Alf’s attention was grabbed by the headline and intro to a Herald on Sunday story about Dr Jonathan Graham Wright, a fellow who was found to have breached professional and ethical standards when he accepted money from an 81-year-old terminal cancer sufferer, Cornelis Soeters.

The patient’s son, Paul Soeters, 46, seems to have uncovered a record of the payment.

The son obviously is a bloke with a strong sense of right and wrong, and he said it “doesn’t seem right” that the doctor – a medic with two previous stains on his professional record – has been able to avoid restrictions by moving to Queensland before the Health Practitioners Disciplinary Tribunal ruling.

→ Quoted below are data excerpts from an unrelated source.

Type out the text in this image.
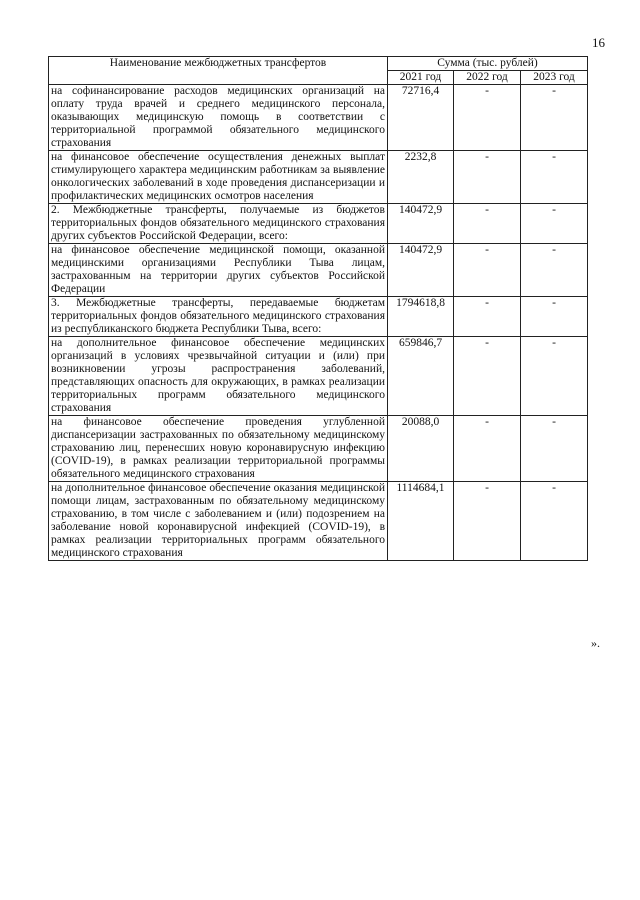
16
Наименование межбюджетных трансфертов	Сумма (тыс. рублей)		
	2021 год	2022 год	2023 год
на софинансирование расходов медицинских организаций на оплату труда врачей и среднего медицинского персонала, оказывающих медицинскую помощь в соответствии с территориальной программой обязательного медицинского страхования	72716,4	-	-
на финансовое обеспечение осуществления денежных выплат стимулирующего характера медицинским работникам за выявление онкологических заболеваний в ходе проведения диспансеризации и профилактических медицинских осмотров населения	2232,8	-	-
2. Межбюджетные трансферты, получаемые из бюджетов территориальных фондов обязательного медицинского страхования других субъектов Российской Федерации, всего:	140472,9	-	-
на финансовое обеспечение медицинской помощи, оказанной медицинскими организациями Республики Тыва лицам, застрахованным на территории других субъектов Российской Федерации	140472,9	-	-
3. Межбюджетные трансферты, передаваемые бюджетам территориальных фондов обязательного медицинского страхования из республиканского бюджета Республики Тыва, всего:	1794618,8	-	-
на дополнительное финансовое обеспечение медицинских организаций в условиях чрезвычайной ситуации и (или) при возникновении угрозы распространения заболеваний, представляющих опасность для окружающих, в рамках реализации территориальных программ обязательного медицинского страхования	659846,7	-	-
на финансовое обеспечение проведения углубленной диспансеризации застрахованных по обязательному медицинскому страхованию лиц, перенесших новую коронавирусную инфекцию (COVID-19), в рамках реализации территориальной программы обязательного медицинского страхования	20088,0	-	-
на дополнительное финансовое обеспечение оказания медицинской помощи лицам, застрахованным по обязательному медицинскому страхованию, в том числе с заболеванием и (или) подозрением на заболевание новой коронавирусной инфекцией (COVID-19), в рамках реализации территориальных программ обязательного медицинского страхования	1114684,1	-	-
».
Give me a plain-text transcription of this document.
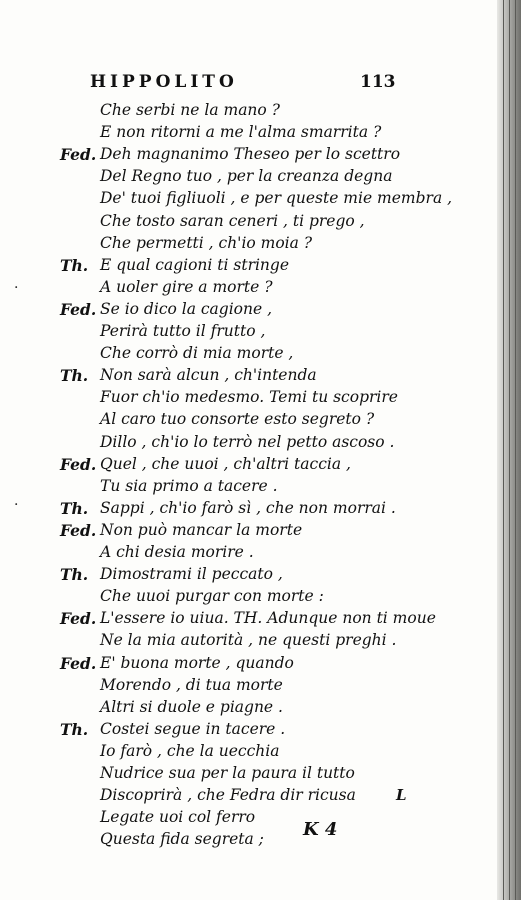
HIPPOLITO	113
·
·
Che serbi ne la mano ?
E non ritorni a me l'alma smarrita ?
Fed. Deh magnanimo Theseo per lo scettro
Del Regno tuo , per la creanza degna
De' tuoi figliuoli , e per queste mie membra ,
Che tosto saran ceneri , ti prego ,
Che permetti , ch'io moia ?
Th. E qual cagioni ti stringe
A uoler gire a morte ?
Fed. Se io dico la cagione ,
Perirà tutto il frutto ,
Che corrò di mia morte ,
Th. Non sarà alcun , ch'intenda
Fuor ch'io medesmo. Temi tu scoprire
Al caro tuo consorte esto segreto ?
Dillo , ch'io lo terrò nel petto ascoso .
Fed. Quel , che uuoi , ch'altri taccia ,
Tu sia primo a tacere .
Th. Sappi , ch'io farò sì , che non morrai .
Fed. Non può mancar la morte
A chi desia morire .
Th. Dimostrami il peccato ,
Che uuoi purgar con morte :
Fed. L'essere io uiua. TH. Adunque non ti moue
Ne la mia autorità , ne questi preghi .
Fed. E' buona morte , quando
Morendo , di tua morte
Altri si duole e piagne .
Th. Costei segue in tacere .
Io farò , che la uecchia
Nudrice sua per la paura il tutto
Discoprirà , che Fedra dir ricusa	L
Legate uoi col ferro
Questa fida segreta ; K 4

Wright, from Christchurch, was suspended for six months from April this year, and ordered to be supervised for two years afterwards, with further restrictions including completing an ethics course. He was also fined $7500 plus costs.

However, the tribunal ruling is only valid in New Zealand, and does not affect Wright’s ability to practise in Cairns, where he moved in 2012.

“I’m not trying to ruin the man’s livelihood or anything, but that just didn’t seem right at all,” Paul Soeters said.

The Herald on Sunday report says Cornelis Soeters was given weeks to live after a cancer diagnosis in October 2011.

It also describes him as a “stubborn” and eccentric bachelor” who cashed in shares. He donated $100,000 to the Fred Hollows Foundation and transferred $150,000 into an account in Wright’s name to spend on the health needs of the local community.

Wright said his patient had been adamant he accept the money, and keep it secret.

But Soeters’ son discovered bank documents detailing the transaction shortly before his death.

The family were “relieved” by the decision, Paul Soeters said, but felt “a doctor should be above” pressure from a patient to accept such sums.

“The fine, the outcome, is not as important as the fact that it was noted and that he won’t do it again. That’s more important to me … so that people are aware that this does happen.

“The population is ageing and there’s more and more people in that situation, you want to think that the professionals you deal with are professional … they should be beyond any sort of wrong-doing or suspicion,” he said.

The tribunal also heard that-

* Wright had a previous conviction for claiming false expenses of $18,300 while working with the Accident Compensation Corporation.

* He was also censured and fined for over-prescribing diet pills to a patient in 1998.

So why was Alf drawn to this tory?

Because the first sentence says:

A doctor who accepted $150,000 from an eccentric dying patient has escaped sanctions by moving to Australia.

This strikes Alf as a load of bollocks.

Moving to Australia – as any Kiwi with his fair share of brain cells can tell you – is worse than being punished in some way by a disciplinary tribunal.

That’s why the Poms shipped its convicts there in the good old days.

It was a penal colony and hasn’t much improved its status since then.

Accordingly it is daft to say (as the headline writer has done) Death gift doc avoids sanctions.

That’s like saying a felon facing the death penalty has avoided death by throwing himself off a cliff.